The President’s Approval Power

By Christine Kexel Chabot
November 1, 2023

This Essay introduces the President’s approval power as it was originally understood in the United States.  Leading proponents of a unitary executive President have asserted that the President’s absolute power to control subordinate officers includes power to veto or approve subordinates’ discretionary actions before they take effect.  This Essay reconsiders the approval power’s purportedly unitary function and presents previously overlooked evidence of the originalist foundations of a presidential approval power.  My comprehensive analysis of every public act passed by the First Congress shows that the founding generation never understood Article II to grant the President general authority to approve subordinates’ decisions.  Approval was instead a permissive power that the First Congress withheld in a vast majority of statutes and granted in only a handful of laws.  Even when statutes granted the President or superior officers an approval power, moreover, they did not gain unitary control.  Approval afforded only ex post review without power to force nonremovable subordinates to initiate regulatory action implementing superiors’ preferred policies.

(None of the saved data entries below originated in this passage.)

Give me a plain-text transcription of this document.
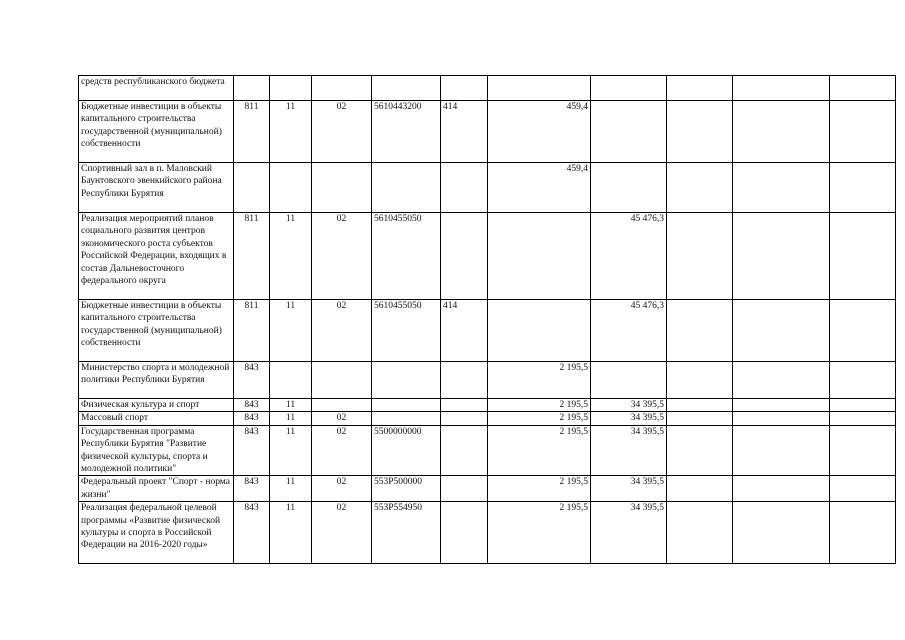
средств республиканского бюджета										
Бюджетные инвестиции в объекты капитального строительства государственной (муниципальной) собственности	811	11	02	5610443200	414	459,4				
Спортивный зал в п. Маловский Баунтовского эвенкийского района Республики Бурятия						459,4				
Реализация мероприятий планов социального развития центров экономического роста субъектов Российской Федерации, входящих в состав Дальневосточного федерального округа	811	11	02	5610455050			45 476,3			
Бюджетные инвестиции в объекты капитального строительства государственной (муниципальной) собственности	811	11	02	5610455050	414		45 476,3			
Министерство спорта и молодежной политики Республики Бурятия	843					2 195,5				
Физическая культура и спорт	843	11				2 195,5	34 395,5			
Массовый спорт	843	11	02			2 195,5	34 395,5			
Государственная программа Республики Бурятия "Развитие физической культуры, спорта и молодежной политики"	843	11	02	5500000000		2 195,5	34 395,5			
Федеральный проект "Спорт - норма жизни"	843	11	02	553P500000		2 195,5	34 395,5			
Реализация федеральной целевой программы «Развитие физической культуры и спорта в Российской Федерации на 2016-2020 годы»	843	11	02	553P554950		2 195,5	34 395,5			
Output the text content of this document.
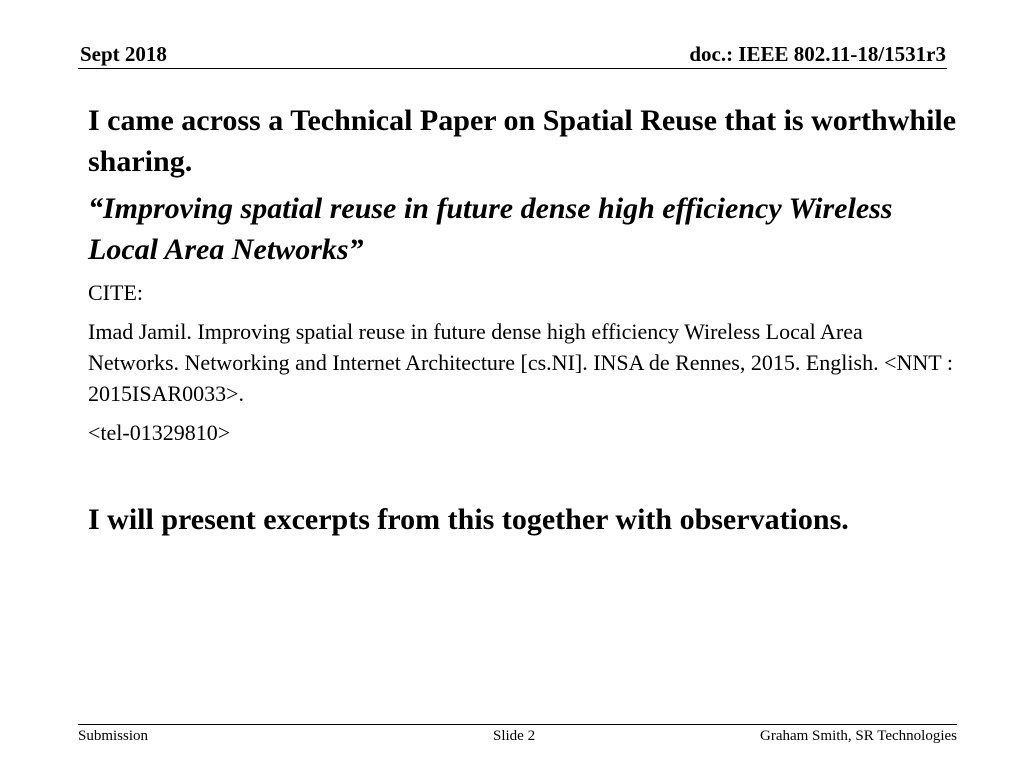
Sept 2018	doc.: IEEE 802.11-18/1531r3

I came across a Technical Paper on Spatial Reuse that is worthwhile sharing.

“Improving spatial reuse in future dense high efficiency Wireless Local Area Networks”

CITE:

Imad Jamil. Improving spatial reuse in future dense high efficiency Wireless Local Area Networks. Networking and Internet Architecture [cs.NI]. INSA de Rennes, 2015. English. <NNT : 2015ISAR0033>.

<tel-01329810>

I will present excerpts from this together with observations.

Submission	Slide 2	Graham Smith, SR Technologies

Early practices surrounding approval power offer further evidence against originalist arguments for a unitary executive President with absolute control over subordinate officers.  At the founding, approval offered a partial measure of accountability that Congress could incorporate when allocating decision-making power within the executive branch.  Approval sometimes checked spending and contracting decisions that would be difficult to undo by removing an officer.  In other instances, approval governed executive adjudications conducted by officials who operated outside formal levers of control established by appointments and removal.  Statutory approval permissions reflected the understanding that the President and other superior officers would exercise partial but not absolute control over subordinates’ execution of the laws.